Doch der Spanier ließ im vierten Satz drei Breakbälle zum 2:0 liegen und Thiem schaffte nach dem 1:1 dann selbst ein Break. Bei 5:4 hatte der Niederösterreicher die Chance auszuservieren, doch mit neuen Bällen beging er neuerlich Fehler, Nadal gelang das Rebreak im letzten Moment. "Es ist eine spezielle Situation gewesen, auf das erste Halbfinale hier aufschlagen, meinen ersten Sieg gegen Rafa bei einem Grand Slam", erklärte Thiem seinen Aussetzer.

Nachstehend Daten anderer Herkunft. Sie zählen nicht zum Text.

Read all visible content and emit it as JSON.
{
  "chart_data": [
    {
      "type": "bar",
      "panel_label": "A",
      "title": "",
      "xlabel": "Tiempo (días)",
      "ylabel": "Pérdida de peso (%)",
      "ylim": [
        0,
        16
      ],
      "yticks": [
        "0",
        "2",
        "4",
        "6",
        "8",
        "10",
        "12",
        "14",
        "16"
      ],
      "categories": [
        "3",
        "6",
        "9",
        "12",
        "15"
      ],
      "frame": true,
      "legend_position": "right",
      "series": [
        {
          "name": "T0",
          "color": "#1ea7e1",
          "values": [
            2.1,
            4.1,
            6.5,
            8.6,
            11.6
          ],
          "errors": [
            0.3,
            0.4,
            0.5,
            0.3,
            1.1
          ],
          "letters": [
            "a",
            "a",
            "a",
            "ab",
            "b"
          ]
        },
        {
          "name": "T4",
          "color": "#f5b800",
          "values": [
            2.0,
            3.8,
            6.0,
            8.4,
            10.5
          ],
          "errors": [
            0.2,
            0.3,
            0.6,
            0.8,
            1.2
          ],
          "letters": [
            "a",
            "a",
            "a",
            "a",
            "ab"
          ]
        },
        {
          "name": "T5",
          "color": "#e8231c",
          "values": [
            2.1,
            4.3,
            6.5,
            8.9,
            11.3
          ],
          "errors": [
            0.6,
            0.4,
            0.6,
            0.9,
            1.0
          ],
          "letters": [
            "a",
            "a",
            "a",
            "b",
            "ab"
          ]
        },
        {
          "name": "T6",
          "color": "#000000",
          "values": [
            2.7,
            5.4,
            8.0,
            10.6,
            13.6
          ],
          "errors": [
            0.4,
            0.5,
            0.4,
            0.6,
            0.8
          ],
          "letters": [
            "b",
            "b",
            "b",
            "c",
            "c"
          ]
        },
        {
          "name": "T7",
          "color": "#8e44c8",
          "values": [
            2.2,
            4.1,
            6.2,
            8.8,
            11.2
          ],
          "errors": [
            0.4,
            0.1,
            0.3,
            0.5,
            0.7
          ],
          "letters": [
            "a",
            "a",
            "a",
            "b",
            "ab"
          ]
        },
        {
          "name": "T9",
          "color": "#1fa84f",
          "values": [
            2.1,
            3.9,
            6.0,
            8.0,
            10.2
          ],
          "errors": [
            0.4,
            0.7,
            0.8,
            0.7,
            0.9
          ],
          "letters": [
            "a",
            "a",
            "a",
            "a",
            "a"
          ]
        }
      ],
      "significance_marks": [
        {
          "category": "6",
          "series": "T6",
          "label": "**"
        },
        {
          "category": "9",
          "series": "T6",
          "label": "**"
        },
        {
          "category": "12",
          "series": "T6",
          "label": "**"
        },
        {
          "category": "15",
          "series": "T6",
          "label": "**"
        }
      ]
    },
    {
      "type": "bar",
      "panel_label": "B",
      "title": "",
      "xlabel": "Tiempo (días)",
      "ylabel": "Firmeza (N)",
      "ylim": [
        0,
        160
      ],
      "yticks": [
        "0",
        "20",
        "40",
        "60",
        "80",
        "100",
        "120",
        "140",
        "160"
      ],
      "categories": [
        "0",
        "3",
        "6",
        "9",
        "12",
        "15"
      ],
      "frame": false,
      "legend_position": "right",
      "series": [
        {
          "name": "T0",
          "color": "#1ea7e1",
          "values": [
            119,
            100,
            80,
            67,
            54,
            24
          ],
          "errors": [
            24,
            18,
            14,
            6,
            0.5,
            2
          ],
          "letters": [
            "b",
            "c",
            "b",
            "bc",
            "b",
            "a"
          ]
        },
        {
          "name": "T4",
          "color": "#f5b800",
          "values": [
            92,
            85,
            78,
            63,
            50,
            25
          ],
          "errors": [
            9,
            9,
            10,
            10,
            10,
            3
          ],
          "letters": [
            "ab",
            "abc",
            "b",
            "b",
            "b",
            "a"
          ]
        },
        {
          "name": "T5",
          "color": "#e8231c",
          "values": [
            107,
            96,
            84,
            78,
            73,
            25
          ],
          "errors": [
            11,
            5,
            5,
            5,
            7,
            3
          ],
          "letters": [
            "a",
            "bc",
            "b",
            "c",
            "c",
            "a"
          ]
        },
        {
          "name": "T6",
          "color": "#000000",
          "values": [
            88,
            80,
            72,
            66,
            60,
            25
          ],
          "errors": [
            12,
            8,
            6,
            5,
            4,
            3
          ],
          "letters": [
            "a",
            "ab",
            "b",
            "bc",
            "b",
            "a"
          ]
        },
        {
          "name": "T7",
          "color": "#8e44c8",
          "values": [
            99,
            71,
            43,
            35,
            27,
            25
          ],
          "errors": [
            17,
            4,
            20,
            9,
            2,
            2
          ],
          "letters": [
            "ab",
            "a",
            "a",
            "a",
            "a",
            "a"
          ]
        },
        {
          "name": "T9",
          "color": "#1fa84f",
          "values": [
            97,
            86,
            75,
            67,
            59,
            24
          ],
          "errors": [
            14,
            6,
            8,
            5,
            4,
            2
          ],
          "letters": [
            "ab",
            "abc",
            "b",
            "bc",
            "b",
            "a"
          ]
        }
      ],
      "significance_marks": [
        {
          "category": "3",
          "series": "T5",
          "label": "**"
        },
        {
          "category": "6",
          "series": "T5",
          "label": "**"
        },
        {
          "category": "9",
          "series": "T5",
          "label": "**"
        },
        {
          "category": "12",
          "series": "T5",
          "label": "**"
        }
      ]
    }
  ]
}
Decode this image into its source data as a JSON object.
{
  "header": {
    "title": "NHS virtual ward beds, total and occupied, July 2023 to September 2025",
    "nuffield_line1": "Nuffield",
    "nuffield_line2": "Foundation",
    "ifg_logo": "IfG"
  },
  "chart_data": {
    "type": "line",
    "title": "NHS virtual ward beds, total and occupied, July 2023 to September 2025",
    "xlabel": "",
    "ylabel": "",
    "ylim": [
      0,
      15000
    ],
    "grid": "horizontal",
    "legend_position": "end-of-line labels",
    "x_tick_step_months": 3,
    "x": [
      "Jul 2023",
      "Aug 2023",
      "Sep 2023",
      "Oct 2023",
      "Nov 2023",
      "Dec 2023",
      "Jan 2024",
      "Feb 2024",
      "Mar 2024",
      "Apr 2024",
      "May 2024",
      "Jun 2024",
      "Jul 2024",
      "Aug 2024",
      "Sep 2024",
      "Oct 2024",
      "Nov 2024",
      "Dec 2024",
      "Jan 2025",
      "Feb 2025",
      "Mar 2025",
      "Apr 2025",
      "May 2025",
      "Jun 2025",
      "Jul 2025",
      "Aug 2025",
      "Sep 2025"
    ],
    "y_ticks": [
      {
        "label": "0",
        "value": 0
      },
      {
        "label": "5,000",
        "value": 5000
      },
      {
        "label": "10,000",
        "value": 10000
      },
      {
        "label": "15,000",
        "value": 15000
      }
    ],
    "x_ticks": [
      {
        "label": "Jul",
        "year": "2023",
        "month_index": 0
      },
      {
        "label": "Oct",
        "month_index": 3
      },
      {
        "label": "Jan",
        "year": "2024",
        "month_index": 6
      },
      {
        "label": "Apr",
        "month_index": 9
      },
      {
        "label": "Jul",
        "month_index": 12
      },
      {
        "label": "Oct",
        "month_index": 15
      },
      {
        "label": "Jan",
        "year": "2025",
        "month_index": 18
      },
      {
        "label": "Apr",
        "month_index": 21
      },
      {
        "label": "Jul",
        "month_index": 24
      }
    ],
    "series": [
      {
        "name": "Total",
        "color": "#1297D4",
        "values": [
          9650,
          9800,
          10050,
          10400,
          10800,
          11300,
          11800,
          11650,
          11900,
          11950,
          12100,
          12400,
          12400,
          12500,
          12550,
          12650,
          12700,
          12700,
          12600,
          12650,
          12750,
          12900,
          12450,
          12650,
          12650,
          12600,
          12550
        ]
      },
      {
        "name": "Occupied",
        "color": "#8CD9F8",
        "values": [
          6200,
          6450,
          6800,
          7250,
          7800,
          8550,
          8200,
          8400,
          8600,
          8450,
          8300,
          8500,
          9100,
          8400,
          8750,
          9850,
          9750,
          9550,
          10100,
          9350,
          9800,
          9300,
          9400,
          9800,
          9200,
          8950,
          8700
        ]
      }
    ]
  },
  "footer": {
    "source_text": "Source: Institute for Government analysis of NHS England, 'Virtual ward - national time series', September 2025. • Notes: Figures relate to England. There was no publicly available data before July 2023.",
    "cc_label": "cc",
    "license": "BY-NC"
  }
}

Dritten Matchball verwertet

Nadal stellte von 3:5 auf 6:5. Thiem erspielte sich nach 3:55 Stunden schon das dritte Tiebreak. "Das war wieder extrem eng. Heute war auch das Netzband schwer auf meiner Seite", lachte er. Bei 6:4 hatte Thiem seine ersten beiden Matchbälle, doch Nadal wehrte beide ab. Nach 4:10 Stunden verwertete Thiem aber den dritten zum 8:6. "Zum Glück hat er die Vorhand dann verschlagen bei 7:6."

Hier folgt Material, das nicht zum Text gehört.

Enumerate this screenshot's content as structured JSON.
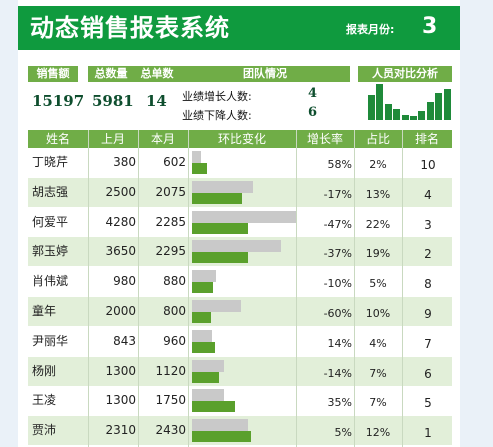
{
  "header": {
    "title": "动态销售报表系统",
    "month_label": "报表月份:",
    "month_value": "3"
  },
  "summary": {
    "headers": [
      "销售额",
      "总数量",
      "总单数",
      "团队情况",
      "人员对比分析"
    ],
    "sales": "15197",
    "quantity": "5981",
    "orders": "14",
    "team": {
      "up_label": "业绩增长人数:",
      "up_value": "4",
      "down_label": "业绩下降人数:",
      "down_value": "6"
    },
    "spark_levels": [
      0.7,
      1.0,
      0.45,
      0.3,
      0.15,
      0.1,
      0.25,
      0.5,
      0.75,
      0.85
    ]
  },
  "table": {
    "columns": [
      "姓名",
      "上月",
      "本月",
      "环比变化",
      "增长率",
      "占比",
      "排名"
    ],
    "bar_max": 4280,
    "rows": [
      {
        "name": "丁晓芹",
        "prev": "380",
        "cur": "602",
        "prev_n": 380,
        "cur_n": 602,
        "rate": "58%",
        "share": "2%",
        "rank": "10"
      },
      {
        "name": "胡志强",
        "prev": "2500",
        "cur": "2075",
        "prev_n": 2500,
        "cur_n": 2075,
        "rate": "-17%",
        "share": "13%",
        "rank": "4"
      },
      {
        "name": "何爱平",
        "prev": "4280",
        "cur": "2285",
        "prev_n": 4280,
        "cur_n": 2285,
        "rate": "-47%",
        "share": "22%",
        "rank": "3"
      },
      {
        "name": "郭玉婷",
        "prev": "3650",
        "cur": "2295",
        "prev_n": 3650,
        "cur_n": 2295,
        "rate": "-37%",
        "share": "19%",
        "rank": "2"
      },
      {
        "name": "肖伟斌",
        "prev": "980",
        "cur": "880",
        "prev_n": 980,
        "cur_n": 880,
        "rate": "-10%",
        "share": "5%",
        "rank": "8"
      },
      {
        "name": "童年",
        "prev": "2000",
        "cur": "800",
        "prev_n": 2000,
        "cur_n": 800,
        "rate": "-60%",
        "share": "10%",
        "rank": "9"
      },
      {
        "name": "尹丽华",
        "prev": "843",
        "cur": "960",
        "prev_n": 843,
        "cur_n": 960,
        "rate": "14%",
        "share": "4%",
        "rank": "7"
      },
      {
        "name": "杨刚",
        "prev": "1300",
        "cur": "1120",
        "prev_n": 1300,
        "cur_n": 1120,
        "rate": "-14%",
        "share": "7%",
        "rank": "6"
      },
      {
        "name": "王凌",
        "prev": "1300",
        "cur": "1750",
        "prev_n": 1300,
        "cur_n": 1750,
        "rate": "35%",
        "share": "7%",
        "rank": "5"
      },
      {
        "name": "贾沛",
        "prev": "2310",
        "cur": "2430",
        "prev_n": 2310,
        "cur_n": 2430,
        "rate": "5%",
        "share": "12%",
        "rank": "1"
      }
    ]
  }
}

Nadal haderte mit einigen vergebenen Chancen, war aber mit seiner Leistung nicht unzufrieden. "Das war ein sehr gutes Match, er hat sehr gut gespielt. Er hat aggressive, großartige Schläge gezeigt, sogar aus sehr schwierigen Positionen", lobte er. Was er hätte besser machen können? "Ja, eines der Tiebreaks gewinnen. Ich hatte auch eine große Chance im ersten Satz bei 5:3 mit einem Satzball, das war ein sehr wichtiger Moment", erklärte Nadal. "Ich habe aber wirklich kein schlechtes Match gespielt. Ich wünsche ihm das Allerbeste für den Rest des Turniers."

Der Spanier wehrte sich nach Kräften, musste sich aber nach 4:10 Stunden geschlagen geben.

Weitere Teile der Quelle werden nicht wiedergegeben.